Tjoorbaert Morabitz and Azz-Lex
Annihilation of the human race by the Mosquito virus looked likely until the intervention of Vice-President Professor Tjoorbaert Morabitz from the Austrian Academy of Galactic Science.
Tjoorbaert was the founder of ClonaCat, a company originally established to clone cats so that owners whose cat had died, could easily get the perfect replacement. However, no matter how hard ClonaCat tried they could never perfect the process of providing an exact physical and behavioural copy of any deceased feline. Though ClonaCat’s original business plan failed they did, rather serendipitously, manage to clone the first unicorns on Earth. This led to a lucrative business, breeding unicorns for racing purposes. Tjoorbaert became very rich.
Despite the unicorn work, Tjoorbaert did not give up on his desire to fully understand the genome of domestic cats. He was therefore understandably intrigued when a talking black cat, calling himself Azz-Lex, turned up at his apartment at the height of the Mosquito virus epidemic. Azz-Lex turned out to be perfect physically and had an IQ almost 100X higher than the norm for a domestic cat on Earth at the time. This meant basically that Azz-Lex was ‘dead clever’.
Even more astonishing than Azz-Lex’s intelligence was the fact that he provided the cure for the Mosquito virus. Scientists at ClonaCat were able to show that a transposon in Azz-Lex’s DNA could counter the effect of the Mosquito virus. Subsequently, they also used parts of Azz-Lex’s DNA to help make the first robotic cats on Earth, work that provided the foundation for the development of advanced AIs like Cat himself.
The Azz-Lex transposon
So, in 2170 humanity had been essentially saved by the ‘Azz-Lex transposon’ which, when implanted into a human, conferred full immunity to the Mosquito virus. There were however consequences. All humans effectively became part-cat, or rather part Azz-Lex with the phenotype of humans in relation to cat characteristics varying widely.
For many there was hardly any effect but others suddenly liked to chew grass to induce vomiting, whilst some couldn’t pee unless they were standing on sand or could scratch around in some soil first. Quite a f
ew human Azz-Lex transposon carriers couldn’t survive without being waited on hand and foot. Obviously, despite the social embarrassment that some of these characteristics could cause, especially at garden parties, it was better than dying. Fortunately, around 15 years after the initial introduction of the Azz-Lex transposon, other scientists at what was now CloneMate, found treatments that could suppress most of the cat features that Azz-Lex had inadvertently introduced into the human gene pool. This still left us though with humans who occasionally hissed when they got really annoyed, and sometimes couldn’t help but sometimes chase anything smaller that moved and, ideally, had a wiggly tail.

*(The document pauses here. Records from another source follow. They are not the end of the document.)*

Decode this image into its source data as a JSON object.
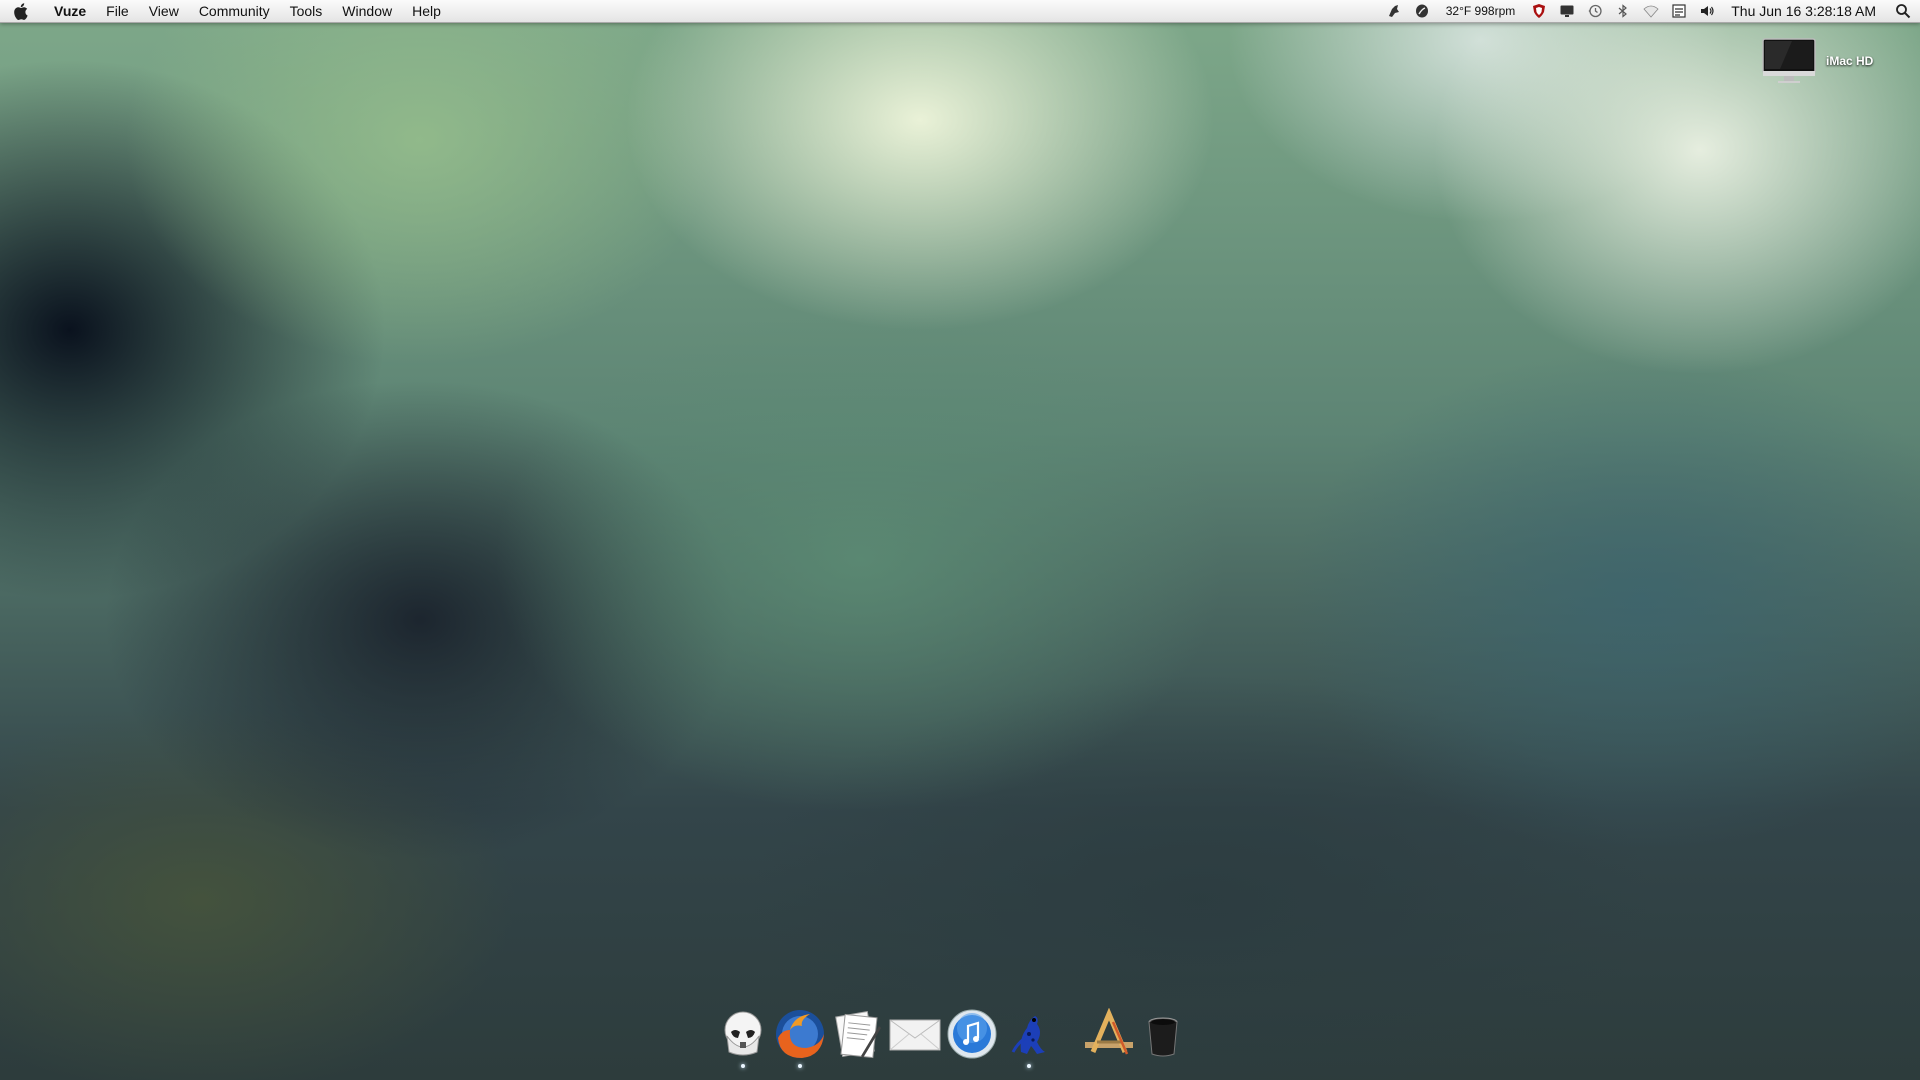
{
  "menubar": {
    "app_name": "Vuze",
    "menus": [
      "File",
      "View",
      "Community",
      "Tools",
      "Window",
      "Help"
    ],
    "status": {
      "sensor": "32°F 998rpm",
      "clock": "Thu Jun 16  3:28:18 AM"
    },
    "status_icons": [
      "growl-icon",
      "leaf-icon",
      "shield-icon",
      "display-icon",
      "time-machine-icon",
      "bluetooth-icon",
      "wifi-icon",
      "keyboard-icon",
      "volume-icon",
      "spotlight-icon"
    ]
  },
  "desktop": {
    "drive_label": "iMac HD"
  },
  "dock": {
    "items": [
      {
        "name": "stormtrooper-app",
        "running": true
      },
      {
        "name": "firefox",
        "running": true
      },
      {
        "name": "textedit",
        "running": false
      },
      {
        "name": "mail",
        "running": false
      },
      {
        "name": "itunes",
        "running": false
      },
      {
        "name": "vuze",
        "running": true
      },
      {
        "name": "applications-folder",
        "running": false
      },
      {
        "name": "trash",
        "running": false
      }
    ]
  }
}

Joosthava had listened patiently to all of this story. As I finished she said “So you, like all humans, are part Azz-Lex.
”That’s right.” I said, “All humans have the Azz-Lex transposon and without the suppressive drugs I mentioned earlier I might have more of a tendency to chase feathers on the end of sticks or scratch the legs of tables and chairs. All that happens with me though is that on occasion I feel a little ‘cat like’ inside myself, if you know what I mean?”
“Oh I know what you mean better than you could imagine,” said Joosthava. She then added, “So this means effectively that you and Mr. Cat were genetically related.”
I sighed and said “Yes we were. But I was more than just a distant relative of Cat. I was his friend and he was mine. We argued with each other endlessly, but really we were laughing inside all along. Or at least I was. I hope he knew that,” I ended.